[Uehreka]

I’m a long time blockchain skeptic (check my comment history) but I recently came around on the SSO stuff and can vouch for it enough to say the magic words: it is in fact a novel thing that cannot be done without blockchain using pre-existing crypto or auth tech.

The reason is: With private key auth alone, you don’t have identity, just a non-human readable public key, and no universally known exclusive association with a particular username. With OpenID or WebAuthn or any of that, you would still need a company or org to keep a centralized database of everyone’s credentials and user info. With Blockchain you don’t: As long as the Ethereum blockchain keeps going, your info (username: “johndoe.eth” public_key: “420abc” avatar: “some HTTP or IPFS url”) will stay stored. This is the exact precise thing blockchains are unusually good at doing, and given how much people these days are hating on big tech companies managing their identities and harvesting data in the process, “SSO with no company attached” seems like a thing people actually want.

I’m still highly skeptical of art NFTs and crypto as currency and lots of other blockchain stuff, but in this one case they’ve won me over. This seems legit.

[shagie]

The potential for doxing in this is... so here's your identity so that you can be the same individual on multiple sites.

Someone else posts into the blockchain that jondoe.eth public_key "420abc..." is {this real data about the person}.

And now that identity and every login it is associated with has been doxed in a permeant, public, and unalterable way.

If someone doxes my gmail account, I can go through the process of dissociating myself with that identity and hopefully the provider were that doxing is stored could be persuaded to delete that content (yes, the internet has a long memory).

This would seem to be much harder if not impossible with an identity stored on a public blockchain (that also allows for other data to be stored).

[serverholic]

To be clear, signing-in doesn’t trigger a transaction. So people can’t publicly see where you have logged in.

Also it’s up to you how you use the system. You could have a number of online persona’s each with it’s own login.

[shagie]

This isn't about transactions or being able to see where you're logged in from.

This is about having a public, centralized source of identities that cannot be erased.

Yes, you can have multiple identities on it - but if an identity on that chain is doxed, it is forever doxed.

If you are maintaining one identity per application... then what is the advantage of having the identity in a place where it can be accessed by multiple applications?

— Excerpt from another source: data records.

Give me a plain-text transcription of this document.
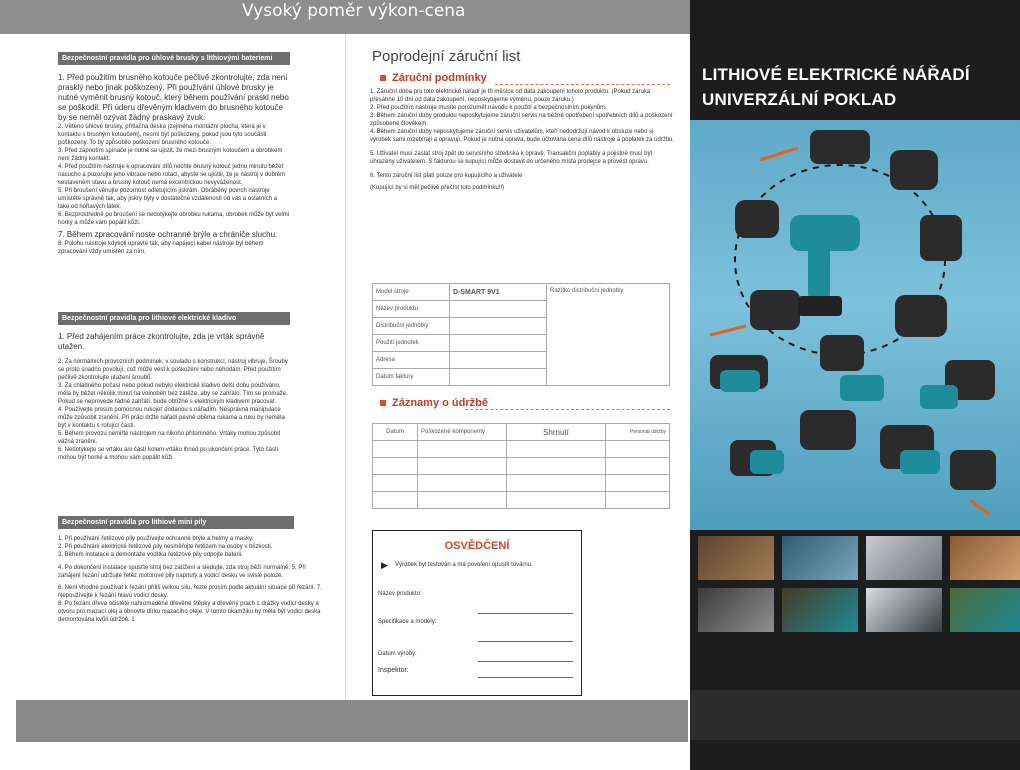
Vysoký poměr výkon-cena
Bezpečnostní pravidla pro úhlové brusky s lithiovými bateriemi

1. Před použitím brusného kotouče pečlivě zkontrolujte, zda není prasklý nebo jinak poškozený. Při používání úhlové brusky je nutné vyměnit brusný kotouč, který během používání praskl nebo se poškodil. Při úderu dřevěným kladivem do brusného kotouče by se neměl ozývat žádný praskavý zvuk.

2. Věteno úhlové brusky, přítlačná deska (zejména montážní plocha, která je v kontaktu s brusným kotoučem), nesmí být poškozeny, pokud jsou tyto součásti poškozeny. To by způsobilo poškození brusného kotouče.

3. Před zapnutím spínače je nutné se ujistit, že mezi brusným kotoučem a obrobkem není žádný kontakt.

4. Před použitím nástroje k opracování dílů nechte brusný kotouč jednu minutu běžet nasucho a pozorujte jeho vibrace nebo rotaci, abyste se ujistili, že je nástroj v dobrém sestaveném stavu a brusný kotouč nemá excentrickou nevyváženost.

5. Při broušení věnujte pozornost odletujícím jiskrám. Obráběný povrch nástroje umístěte správně tak, aby jiskry byly v dostatečné vzdálenosti od vás a ostatních a také od hořlavých látek.

6. Bezprostředně po broušení se nedotýkejte obrobku rukama, obrobek může být velmi horký a může vám popálit kůži.

7. Během zpracování noste ochranné brýle a chrániče sluchu.

8. Polohu nástroje kdykoli upravte tak, aby napájecí kabel nástroje byl během zpracování vždy umístěn za ním.

Bezpečnostní pravidla pro lithiové elektrické kladivo

1. Před zahájením práce zkontrolujte, zda je vrták správně utažen.

2. Za normálních provozních podmínek, v souladu s konstrukcí, nástroj vibruje. Šrouby se proto snadno povolují, což může vést k poškození nebo nehodám. Před použitím pečlivě zkontrolujte utažení šroubů.

3. Za chladného počasí nebo pokud nebylo elektrické kladivo delší dobu používáno, měla by běžet několik minut na volnoběh bez zátěže, aby se zahřálo. Tím se promaže. Pokud se neprovede řádné zahřátí, bude obtížné s elektrickým kladivem pracovat.

4. Používejte prosím pomocnou rukojeť dodanou s nářadím. Nesprávná manipulace může způsobit zranění. Při práci držte nářadí pevně oběma rukama a ruku by neměla být v kontaktu s rotující částí.

5. Během provozu nemiřte nástrojem na nikoho přítomného. Vrtáky mohou způsobit vážná zranění.

6. Nedotýkejte se vrtáku ani částí kolem vrtáku ihned po ukončení práce. Tyto části mohou být horké a mohou vám popálit kůži.

Bezpečnostní pravidla pro lithiové mini pily

1. Při používání řetězové pily používejte ochranné brýle a helmy a masky.

2. Při používání elektrické řetězové pily nesměřujte řetězem na osoby v blízkosti.

3. Během instalace a demontáže vodítka řetězové pily odpojte baterii.

4. Po dokončení instalace spusťte stroj bez zatížení a sledujte, zda stroj běží normálně. 5. Při zahájení řezání udržujte řetěz motorové pily napnutý a vodicí desku ve svislé poloze.

6. Není vhodné používat k řezání příliš velkou sílu, řezte prosím podle aktuální situace při řezání. 7. Nepoužívejte k řezání hlavu vodicí desky.

8. Po řezání dřeva očistěte nahromaděné dřevěné štěpky a dřevěný prach z drážky vodicí desky a otvoru pro mazací olej a obnovte dírku mazacího oleje. V tomto okamžiku by měla být vodicí deska demontována kvůli údržbě. 1

Poprodejní záruční list
Záruční podmínky

1. Záruční doba pro toto elektrické nářadí je tři měsíce od data zakoupení tohoto produktu. (Pokud záruka přesáhne 10 dní od data zakoupení, neposkytujeme výměnu, pouze záruku.)

2. Před použitím nástroje musíte porozumět návodu k použití a bezpečnostním pokynům.

3. Během záruční doby produktu neposkytujeme záruční servis na běžné opotřebení spotřebních dílů a poškození způsobené člověkem.

4. Během záruční doby neposkytujeme záruční servis uživatelům, kteří nedodržují návod k obsluze nebo si výrobek sami rozebírají a opravují. Pokud je nutná oprava, bude účtována cena dílů nástroje a poplatek za údržbu.

5. Uživatel musí zaslat stroj zpět do servisního střediska k opravě. Transakční poplatky a pojistné musí být uhrazeny uživatelem. S fakturou se kupující může dostavit do určeného místa prodejce a provést opravu.

6. Tento záruční list platí pouze pro kupujícího a uživatele

(Kupující by si měl pečlivě přečíst tuto podmínku!!)

Model stroje	D-SMART 9V1	Razítko distribuční jednotky
Název produktu		
Distribuční jednotky		
Použití jednotek		
Adresa		
Datum faktury		
Záznamy o údržbě
Datum	Poškozené komponenty	Shrnutí	Personál údržby

OSVĚDČENÍ
▶ Výrobek byl testován a má povolení opustit továrnu.
Název produktu:
Specifikace a modely:
Datum výroby:
Inspektor:
LITHIOVÉ ELEKTRICKÉ NÁŘADÍ
UNIVERZÁLNÍ POKLAD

I have difficulty seeing the advantage of a public, append only, identity provider compared to say... setting up your own auth server on AWS and managing your identities out of there.

[UncleMeat]

I don't see how this is beneficial compared to signature-based auth. Didn't people all recoil in horror at the real-names policy that Google performed ages ago? Making it fundamentally difficult to separate my identity on various platforms is bad. And further, I really don't see the benefit of having my username stored on a blockchain rather than in an application database. Is the goal to prevent other people from making an account using the same username that I use on other platforms?

[serverholic]

Who said you need to use your real name?

[UncleMeat]

The overlap here is the centralization of identity, not the actual real name part. Is it desirable to have my hn handle also match my wow character name?

[Uehreka]

Who said you need to only have one ENS name either? You could have one that you use for personal tech-related stuff, one that you use for work stuff, one that you use for gaming-related stuff, etc. (although for that kind of usage to really take off, Gas fees will need to come down).

[UncleMeat]

Then why aren't you just using old school signature based auth? What does having your public key stored on the ethereum blockchain accomplish?

[Uehreka]

It’s not about storing your public key, it’s about storing your username and the fact that you (the owner of that key pair) exclusively own that username (for any system that federates with ENS).

[Sargos]

Your public key is available to everyone on the internet so anyone can verify your signed message. You can't do that without a blockchain unless a trusted third party is used.